Backprop min loss of losses from two models to both models

alwynmathew · November 1, 2019, 6:35am

I have two models(model1 and model2) running in coupled manner

output1 = model1(input)
output2 = model2(input)
loss1= loss_fn(output1)
loss2= loss_fn(output2)
loss = min(loss1, loss2)

How do I propogate this loss to both model1 and model2 ?

NOTE: I understand

loss = loss1 + loss2
loss.backward()

the above could work but I need the min(loss1, loss2) to be back prop to both models.

ptrblck · November 1, 2019, 12:23pm

torch.min acts like a switch, so I’m not sure how both models should get valid gradients.

alwynmathew · November 1, 2019, 3:14pm

Yea I understand if min(loss1, loss2) is loss1, loss.backward() will only backprop through model1 and vice versa. Please suggest a better or alternative way to solve this. I need to backprop min of loss1 and loss2 through both models.

KFrank · November 1, 2019, 8:30pm

Hi Alwyn!

In order for the gradients to flow through both branches of your
“min” function, you need a smooth version of min that transitions
from one branch to the other adequately gradually.

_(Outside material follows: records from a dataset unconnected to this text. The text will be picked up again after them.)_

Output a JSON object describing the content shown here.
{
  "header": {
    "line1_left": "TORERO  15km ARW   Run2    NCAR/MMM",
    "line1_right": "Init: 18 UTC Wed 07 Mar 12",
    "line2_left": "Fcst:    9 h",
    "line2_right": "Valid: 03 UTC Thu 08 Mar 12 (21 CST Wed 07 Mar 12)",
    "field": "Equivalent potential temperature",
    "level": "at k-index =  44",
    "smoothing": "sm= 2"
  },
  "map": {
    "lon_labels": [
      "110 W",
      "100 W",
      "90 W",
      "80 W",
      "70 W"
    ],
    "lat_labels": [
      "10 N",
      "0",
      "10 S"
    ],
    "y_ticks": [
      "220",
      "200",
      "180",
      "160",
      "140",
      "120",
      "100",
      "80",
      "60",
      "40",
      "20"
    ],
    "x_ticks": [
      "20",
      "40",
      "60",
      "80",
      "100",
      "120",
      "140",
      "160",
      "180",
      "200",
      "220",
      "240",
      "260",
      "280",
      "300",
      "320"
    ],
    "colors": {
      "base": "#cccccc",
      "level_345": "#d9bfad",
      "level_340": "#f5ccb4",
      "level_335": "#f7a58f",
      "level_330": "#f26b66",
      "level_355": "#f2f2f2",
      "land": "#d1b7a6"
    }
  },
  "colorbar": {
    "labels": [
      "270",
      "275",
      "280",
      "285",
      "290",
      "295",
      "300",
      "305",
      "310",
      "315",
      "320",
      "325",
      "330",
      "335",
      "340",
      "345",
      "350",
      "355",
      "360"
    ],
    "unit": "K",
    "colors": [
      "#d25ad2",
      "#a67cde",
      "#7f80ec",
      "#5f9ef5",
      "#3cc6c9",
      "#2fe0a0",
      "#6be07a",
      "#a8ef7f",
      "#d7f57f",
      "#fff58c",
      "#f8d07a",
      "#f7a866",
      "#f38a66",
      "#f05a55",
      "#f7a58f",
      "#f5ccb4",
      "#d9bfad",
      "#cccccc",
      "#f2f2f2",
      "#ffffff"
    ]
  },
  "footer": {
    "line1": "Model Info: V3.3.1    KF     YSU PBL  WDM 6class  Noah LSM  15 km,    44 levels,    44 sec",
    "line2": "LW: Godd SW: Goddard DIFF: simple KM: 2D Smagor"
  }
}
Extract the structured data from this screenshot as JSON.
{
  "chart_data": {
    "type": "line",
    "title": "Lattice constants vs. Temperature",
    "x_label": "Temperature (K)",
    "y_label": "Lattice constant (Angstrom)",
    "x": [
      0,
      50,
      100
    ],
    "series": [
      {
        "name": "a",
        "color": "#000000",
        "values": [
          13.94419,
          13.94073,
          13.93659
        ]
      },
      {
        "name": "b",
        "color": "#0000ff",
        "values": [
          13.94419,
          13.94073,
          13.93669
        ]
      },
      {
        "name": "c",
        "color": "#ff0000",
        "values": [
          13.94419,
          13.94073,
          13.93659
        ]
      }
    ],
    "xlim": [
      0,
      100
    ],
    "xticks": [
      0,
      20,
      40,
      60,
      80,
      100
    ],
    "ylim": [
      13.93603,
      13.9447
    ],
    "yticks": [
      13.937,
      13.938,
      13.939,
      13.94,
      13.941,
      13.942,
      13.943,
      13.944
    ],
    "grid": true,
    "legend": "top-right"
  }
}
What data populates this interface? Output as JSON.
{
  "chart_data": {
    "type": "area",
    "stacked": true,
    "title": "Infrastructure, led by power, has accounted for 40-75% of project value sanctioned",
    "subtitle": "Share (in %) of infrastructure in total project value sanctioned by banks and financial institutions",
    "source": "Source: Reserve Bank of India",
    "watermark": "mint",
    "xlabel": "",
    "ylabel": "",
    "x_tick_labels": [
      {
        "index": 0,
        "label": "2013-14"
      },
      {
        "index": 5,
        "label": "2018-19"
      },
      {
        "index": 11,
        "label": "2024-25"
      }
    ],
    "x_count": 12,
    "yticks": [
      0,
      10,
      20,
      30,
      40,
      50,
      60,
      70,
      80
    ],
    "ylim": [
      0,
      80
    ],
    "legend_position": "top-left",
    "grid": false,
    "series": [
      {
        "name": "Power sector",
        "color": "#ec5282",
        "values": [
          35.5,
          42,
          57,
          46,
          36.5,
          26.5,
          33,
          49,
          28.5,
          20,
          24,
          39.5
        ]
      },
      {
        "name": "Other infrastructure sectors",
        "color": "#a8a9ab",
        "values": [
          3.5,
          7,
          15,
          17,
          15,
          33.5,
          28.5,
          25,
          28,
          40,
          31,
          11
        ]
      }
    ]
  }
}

LogSumExp is a smooth version of the max function, and is
implemented in pytorch as torch.logsumexp(). You can turn it into
a smooth minimum by adding minus signs:

smooth_min = -torch.logsumexp (-arg, dim)

You can make it transition more or less abruptly by adding a
parameter q:

-torch.logsumexp (-q * arg, dim) / q

Note, if loss1 is much larger than loss2 (or if you transition
abruptly), then the gradients will flow only weakly back through
model2 (which may well be what you want).

Good luck.

K. Frank

[Edit: However, upon further consideration, this scheme might
not do what you want. Let’s say, that by happenstance, model2
starts doing better than model1. Then gradients will flow more
weakly through model1, so it will learn more slowly. So model2
will get better still while model1 stagnates.

If model2 gets sufficiently better than model1, then model1
will effectively drop out of the picture, regards of whether, given
the chance and adequate training, it might have ended up doing
better than model2.]